Like I said, this passes my testing. So, what do you think, good to go?
Please note this is still disabled by default.
Next step:
- the interesting bit: cost-model to decide when to sink.
Friendly ping. Are we happy with this?
I appreciate that test X86/loop-sink.mir is a bit large which I added in the latest revisions, but this has been reduced from a llvm-suite miscompilation and I couldn't reduce it further within a reasonable amount of time. I thought one larger tests wouldn't be bad, actually saw some benefits.
The alternative is that I remove it. The added check is a corner case for X86, and it's an existing check that I am reusing so it is check that is covered. Just for completeness it's this check that I refactored into HasInstrSideEffects:
// If the instruction to move defines a dead physical register which is live // when leaving the basic block, don't move it because it could turn into a // "zombie" define of that preg. E.g., EFLAGS. (<rdar://problem/8030636>) static bool HasInstrSideEffects(MachineInstr &MI, MachineBasicBlock *SinkTo) {
The X86 test is indeed large! Considering that it's just an unrolled loop with the same sequence repeated MANY times, could you not just delete 3/4 of the loop and update the indvar accordingly?

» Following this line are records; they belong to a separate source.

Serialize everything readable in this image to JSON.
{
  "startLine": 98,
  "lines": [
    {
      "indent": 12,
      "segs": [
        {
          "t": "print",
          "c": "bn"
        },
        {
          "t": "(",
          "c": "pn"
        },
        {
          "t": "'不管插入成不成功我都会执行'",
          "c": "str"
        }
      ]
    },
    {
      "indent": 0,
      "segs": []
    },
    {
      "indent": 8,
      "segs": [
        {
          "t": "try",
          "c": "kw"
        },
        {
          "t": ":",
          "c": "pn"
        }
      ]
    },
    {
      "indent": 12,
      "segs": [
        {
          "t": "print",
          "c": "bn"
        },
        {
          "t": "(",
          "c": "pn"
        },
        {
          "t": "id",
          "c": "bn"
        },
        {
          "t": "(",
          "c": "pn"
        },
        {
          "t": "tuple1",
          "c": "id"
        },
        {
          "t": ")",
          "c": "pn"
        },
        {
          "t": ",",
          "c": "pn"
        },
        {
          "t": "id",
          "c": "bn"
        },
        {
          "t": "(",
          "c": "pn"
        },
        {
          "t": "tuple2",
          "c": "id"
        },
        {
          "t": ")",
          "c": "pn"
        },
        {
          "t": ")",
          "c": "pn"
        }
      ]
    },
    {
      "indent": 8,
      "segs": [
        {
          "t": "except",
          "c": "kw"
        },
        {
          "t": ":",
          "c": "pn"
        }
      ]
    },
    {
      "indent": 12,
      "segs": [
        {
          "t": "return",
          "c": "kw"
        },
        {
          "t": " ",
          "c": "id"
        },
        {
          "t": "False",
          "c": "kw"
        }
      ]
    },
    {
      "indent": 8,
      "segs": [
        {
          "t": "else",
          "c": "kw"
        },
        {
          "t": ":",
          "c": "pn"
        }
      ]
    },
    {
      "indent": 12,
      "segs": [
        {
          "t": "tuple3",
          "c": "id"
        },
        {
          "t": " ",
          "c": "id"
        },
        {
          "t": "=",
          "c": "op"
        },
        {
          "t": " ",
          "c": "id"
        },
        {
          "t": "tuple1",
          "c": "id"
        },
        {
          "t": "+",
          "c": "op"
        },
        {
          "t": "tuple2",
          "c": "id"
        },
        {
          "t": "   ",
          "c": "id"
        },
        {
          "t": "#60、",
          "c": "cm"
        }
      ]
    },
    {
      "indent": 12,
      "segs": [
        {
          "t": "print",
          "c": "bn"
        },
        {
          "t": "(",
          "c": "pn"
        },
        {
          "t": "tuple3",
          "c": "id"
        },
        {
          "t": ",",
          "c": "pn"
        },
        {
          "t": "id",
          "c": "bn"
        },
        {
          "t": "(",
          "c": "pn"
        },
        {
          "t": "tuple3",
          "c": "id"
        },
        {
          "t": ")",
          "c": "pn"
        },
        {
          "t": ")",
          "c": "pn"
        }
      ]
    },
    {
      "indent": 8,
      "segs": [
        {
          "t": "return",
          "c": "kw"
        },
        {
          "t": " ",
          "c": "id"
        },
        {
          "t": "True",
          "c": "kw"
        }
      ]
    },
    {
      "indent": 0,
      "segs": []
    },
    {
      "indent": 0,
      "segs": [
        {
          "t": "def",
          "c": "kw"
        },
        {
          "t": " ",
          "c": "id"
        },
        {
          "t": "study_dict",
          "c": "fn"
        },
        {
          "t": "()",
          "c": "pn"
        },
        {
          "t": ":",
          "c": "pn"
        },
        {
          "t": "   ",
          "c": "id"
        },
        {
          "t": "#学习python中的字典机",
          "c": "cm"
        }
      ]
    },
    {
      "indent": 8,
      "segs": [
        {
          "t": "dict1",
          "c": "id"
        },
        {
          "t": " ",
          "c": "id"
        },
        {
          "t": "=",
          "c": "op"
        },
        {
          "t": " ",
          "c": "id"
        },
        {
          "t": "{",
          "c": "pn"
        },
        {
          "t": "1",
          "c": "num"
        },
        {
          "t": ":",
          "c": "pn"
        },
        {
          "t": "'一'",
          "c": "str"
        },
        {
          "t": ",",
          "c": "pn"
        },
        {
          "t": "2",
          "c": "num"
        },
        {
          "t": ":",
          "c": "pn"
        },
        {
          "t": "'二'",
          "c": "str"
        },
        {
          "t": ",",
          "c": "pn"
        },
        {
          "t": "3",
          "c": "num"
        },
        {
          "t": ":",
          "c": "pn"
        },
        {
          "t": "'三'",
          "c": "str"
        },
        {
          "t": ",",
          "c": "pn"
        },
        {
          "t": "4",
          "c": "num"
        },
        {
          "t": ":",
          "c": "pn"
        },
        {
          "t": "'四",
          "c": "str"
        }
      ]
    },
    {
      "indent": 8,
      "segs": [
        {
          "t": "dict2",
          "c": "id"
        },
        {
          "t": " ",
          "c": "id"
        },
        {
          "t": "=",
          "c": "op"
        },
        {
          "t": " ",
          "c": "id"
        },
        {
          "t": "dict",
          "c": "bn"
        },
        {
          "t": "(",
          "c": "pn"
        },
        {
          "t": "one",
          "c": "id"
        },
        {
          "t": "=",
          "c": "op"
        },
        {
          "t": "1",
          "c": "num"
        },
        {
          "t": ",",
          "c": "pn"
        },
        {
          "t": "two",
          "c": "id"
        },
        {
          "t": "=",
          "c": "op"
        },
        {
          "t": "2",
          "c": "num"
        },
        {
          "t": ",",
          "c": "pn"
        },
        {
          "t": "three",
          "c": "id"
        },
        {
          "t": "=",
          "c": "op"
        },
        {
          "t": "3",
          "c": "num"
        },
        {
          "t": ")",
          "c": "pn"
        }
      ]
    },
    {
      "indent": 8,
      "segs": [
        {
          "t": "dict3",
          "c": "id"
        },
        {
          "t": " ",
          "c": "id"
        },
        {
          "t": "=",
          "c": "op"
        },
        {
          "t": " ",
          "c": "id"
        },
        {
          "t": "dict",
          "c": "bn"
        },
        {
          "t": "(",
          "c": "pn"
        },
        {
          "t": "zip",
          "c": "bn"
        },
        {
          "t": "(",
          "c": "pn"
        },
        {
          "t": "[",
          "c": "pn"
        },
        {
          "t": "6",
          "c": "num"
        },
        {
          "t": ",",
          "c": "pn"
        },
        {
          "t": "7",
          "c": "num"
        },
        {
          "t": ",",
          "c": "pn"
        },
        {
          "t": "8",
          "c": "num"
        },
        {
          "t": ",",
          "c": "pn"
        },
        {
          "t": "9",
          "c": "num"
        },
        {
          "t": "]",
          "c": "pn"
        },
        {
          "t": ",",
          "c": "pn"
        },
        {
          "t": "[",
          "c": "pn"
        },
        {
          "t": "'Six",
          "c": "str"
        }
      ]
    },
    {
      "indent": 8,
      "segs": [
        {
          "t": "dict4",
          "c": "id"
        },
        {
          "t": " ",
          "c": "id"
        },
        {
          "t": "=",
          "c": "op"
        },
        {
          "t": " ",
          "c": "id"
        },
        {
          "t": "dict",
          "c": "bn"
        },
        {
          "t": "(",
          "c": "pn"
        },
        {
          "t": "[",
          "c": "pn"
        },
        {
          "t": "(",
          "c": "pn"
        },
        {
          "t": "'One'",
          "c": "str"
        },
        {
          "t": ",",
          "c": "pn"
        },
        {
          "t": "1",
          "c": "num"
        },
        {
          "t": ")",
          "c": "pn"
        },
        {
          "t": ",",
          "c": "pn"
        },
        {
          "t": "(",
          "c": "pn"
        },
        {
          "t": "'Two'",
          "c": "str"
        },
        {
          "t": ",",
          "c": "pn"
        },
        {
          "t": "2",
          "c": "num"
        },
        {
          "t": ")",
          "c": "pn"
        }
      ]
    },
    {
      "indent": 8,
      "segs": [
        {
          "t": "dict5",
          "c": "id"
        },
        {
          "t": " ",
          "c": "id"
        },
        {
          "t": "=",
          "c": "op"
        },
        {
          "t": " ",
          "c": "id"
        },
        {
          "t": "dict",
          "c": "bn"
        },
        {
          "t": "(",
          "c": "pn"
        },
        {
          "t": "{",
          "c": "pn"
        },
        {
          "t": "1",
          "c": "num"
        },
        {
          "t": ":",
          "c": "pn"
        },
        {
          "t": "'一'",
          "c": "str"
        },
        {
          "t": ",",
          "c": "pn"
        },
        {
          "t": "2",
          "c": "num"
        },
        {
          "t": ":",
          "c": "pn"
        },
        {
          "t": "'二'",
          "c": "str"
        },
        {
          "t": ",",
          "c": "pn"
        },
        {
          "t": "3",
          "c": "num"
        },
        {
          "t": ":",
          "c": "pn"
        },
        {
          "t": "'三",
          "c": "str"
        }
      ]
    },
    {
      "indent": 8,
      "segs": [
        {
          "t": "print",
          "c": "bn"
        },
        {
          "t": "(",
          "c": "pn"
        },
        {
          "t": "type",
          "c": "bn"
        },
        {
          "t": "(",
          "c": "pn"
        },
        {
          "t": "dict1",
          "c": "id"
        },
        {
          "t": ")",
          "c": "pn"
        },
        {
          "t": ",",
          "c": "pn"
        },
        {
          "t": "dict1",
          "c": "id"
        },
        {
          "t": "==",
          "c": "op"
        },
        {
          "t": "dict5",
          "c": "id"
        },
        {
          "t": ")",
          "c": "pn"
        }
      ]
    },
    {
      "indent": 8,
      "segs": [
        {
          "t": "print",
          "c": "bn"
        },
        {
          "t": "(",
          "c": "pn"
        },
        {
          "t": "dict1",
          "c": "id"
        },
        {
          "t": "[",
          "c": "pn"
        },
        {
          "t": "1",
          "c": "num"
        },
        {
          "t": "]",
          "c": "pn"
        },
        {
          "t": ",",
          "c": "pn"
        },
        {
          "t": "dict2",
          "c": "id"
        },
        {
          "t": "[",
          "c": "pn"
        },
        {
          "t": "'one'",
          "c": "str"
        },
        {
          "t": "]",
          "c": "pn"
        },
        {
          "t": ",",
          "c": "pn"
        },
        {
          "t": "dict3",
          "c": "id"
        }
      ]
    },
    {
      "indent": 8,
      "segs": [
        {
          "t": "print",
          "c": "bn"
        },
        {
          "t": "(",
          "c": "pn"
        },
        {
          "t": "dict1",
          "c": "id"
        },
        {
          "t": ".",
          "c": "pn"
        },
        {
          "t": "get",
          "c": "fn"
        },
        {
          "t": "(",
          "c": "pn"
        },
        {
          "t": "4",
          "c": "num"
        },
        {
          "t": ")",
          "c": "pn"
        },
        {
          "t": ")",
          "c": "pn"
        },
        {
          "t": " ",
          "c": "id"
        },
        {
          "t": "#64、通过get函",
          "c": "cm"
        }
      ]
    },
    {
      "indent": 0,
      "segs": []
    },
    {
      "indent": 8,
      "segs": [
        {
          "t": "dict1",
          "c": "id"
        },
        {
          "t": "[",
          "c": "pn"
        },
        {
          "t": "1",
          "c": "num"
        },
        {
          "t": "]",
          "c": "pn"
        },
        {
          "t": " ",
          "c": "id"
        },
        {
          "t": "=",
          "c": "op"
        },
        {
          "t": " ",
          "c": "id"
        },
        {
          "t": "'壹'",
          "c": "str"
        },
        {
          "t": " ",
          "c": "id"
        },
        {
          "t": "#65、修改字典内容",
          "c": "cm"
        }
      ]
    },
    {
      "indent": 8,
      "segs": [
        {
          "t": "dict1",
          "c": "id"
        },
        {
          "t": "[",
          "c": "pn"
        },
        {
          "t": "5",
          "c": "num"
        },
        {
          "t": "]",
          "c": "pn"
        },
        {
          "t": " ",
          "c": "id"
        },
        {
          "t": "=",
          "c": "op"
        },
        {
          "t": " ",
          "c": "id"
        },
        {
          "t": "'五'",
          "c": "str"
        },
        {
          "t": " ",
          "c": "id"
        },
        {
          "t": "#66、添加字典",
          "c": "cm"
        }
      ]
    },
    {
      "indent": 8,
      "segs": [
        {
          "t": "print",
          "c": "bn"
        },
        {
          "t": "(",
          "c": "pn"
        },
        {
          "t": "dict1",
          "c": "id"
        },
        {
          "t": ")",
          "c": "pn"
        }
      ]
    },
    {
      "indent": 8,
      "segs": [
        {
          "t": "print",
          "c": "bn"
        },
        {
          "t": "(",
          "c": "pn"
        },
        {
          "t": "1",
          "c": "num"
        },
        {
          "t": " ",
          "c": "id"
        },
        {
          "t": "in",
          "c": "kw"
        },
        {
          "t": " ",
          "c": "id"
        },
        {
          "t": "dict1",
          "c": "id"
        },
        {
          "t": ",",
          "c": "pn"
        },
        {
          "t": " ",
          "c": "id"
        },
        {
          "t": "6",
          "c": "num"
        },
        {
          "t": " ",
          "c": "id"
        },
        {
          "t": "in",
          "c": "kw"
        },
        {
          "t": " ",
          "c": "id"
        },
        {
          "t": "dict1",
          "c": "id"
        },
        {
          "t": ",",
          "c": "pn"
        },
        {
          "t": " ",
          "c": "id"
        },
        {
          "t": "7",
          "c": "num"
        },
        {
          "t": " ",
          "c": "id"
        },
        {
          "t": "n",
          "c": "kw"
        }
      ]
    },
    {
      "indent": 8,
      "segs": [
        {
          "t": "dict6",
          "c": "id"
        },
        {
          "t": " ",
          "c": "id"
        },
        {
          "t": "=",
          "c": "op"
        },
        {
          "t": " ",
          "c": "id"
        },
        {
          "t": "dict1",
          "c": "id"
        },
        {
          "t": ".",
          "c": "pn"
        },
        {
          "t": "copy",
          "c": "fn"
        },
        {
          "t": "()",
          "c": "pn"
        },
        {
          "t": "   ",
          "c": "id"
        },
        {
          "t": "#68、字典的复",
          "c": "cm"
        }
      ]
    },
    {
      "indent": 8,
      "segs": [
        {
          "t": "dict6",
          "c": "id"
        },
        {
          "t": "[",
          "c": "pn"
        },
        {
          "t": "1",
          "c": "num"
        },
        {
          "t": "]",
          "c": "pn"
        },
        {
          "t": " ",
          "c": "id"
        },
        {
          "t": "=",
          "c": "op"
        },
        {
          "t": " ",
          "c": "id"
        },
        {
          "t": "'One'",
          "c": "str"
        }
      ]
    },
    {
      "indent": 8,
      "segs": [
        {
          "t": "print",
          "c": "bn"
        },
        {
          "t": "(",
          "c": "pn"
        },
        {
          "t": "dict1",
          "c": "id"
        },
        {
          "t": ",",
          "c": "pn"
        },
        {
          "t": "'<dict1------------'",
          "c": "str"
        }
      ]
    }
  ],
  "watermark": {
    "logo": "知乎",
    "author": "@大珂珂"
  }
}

Hmmmm, I have tried quite a few things, didn't see this particular check triggering, but will give it another try then.
I will look into this separately:
Can this set the HasStoreCache for the block if it hasn't seen all the instructions in it yet?
hasStoreBetween is called by SinkInstruction, and we can't break the existing code even if the rest is currently not enabled by default.
llvm/lib/CodeGen/MachineSink.cpp | ||
---|---|---|
1205 | This doesn't seem to have anything to do with side effects. I'm surprised there isn't more needed for clobbering physical registers. Because we are sinking into the start of a block, we only need to check the live-in, not any other instructions along the way? |
Why remove this call to isSafeToMove? Don't we need to check for stores/exceptions/unmodelled side effects/etc?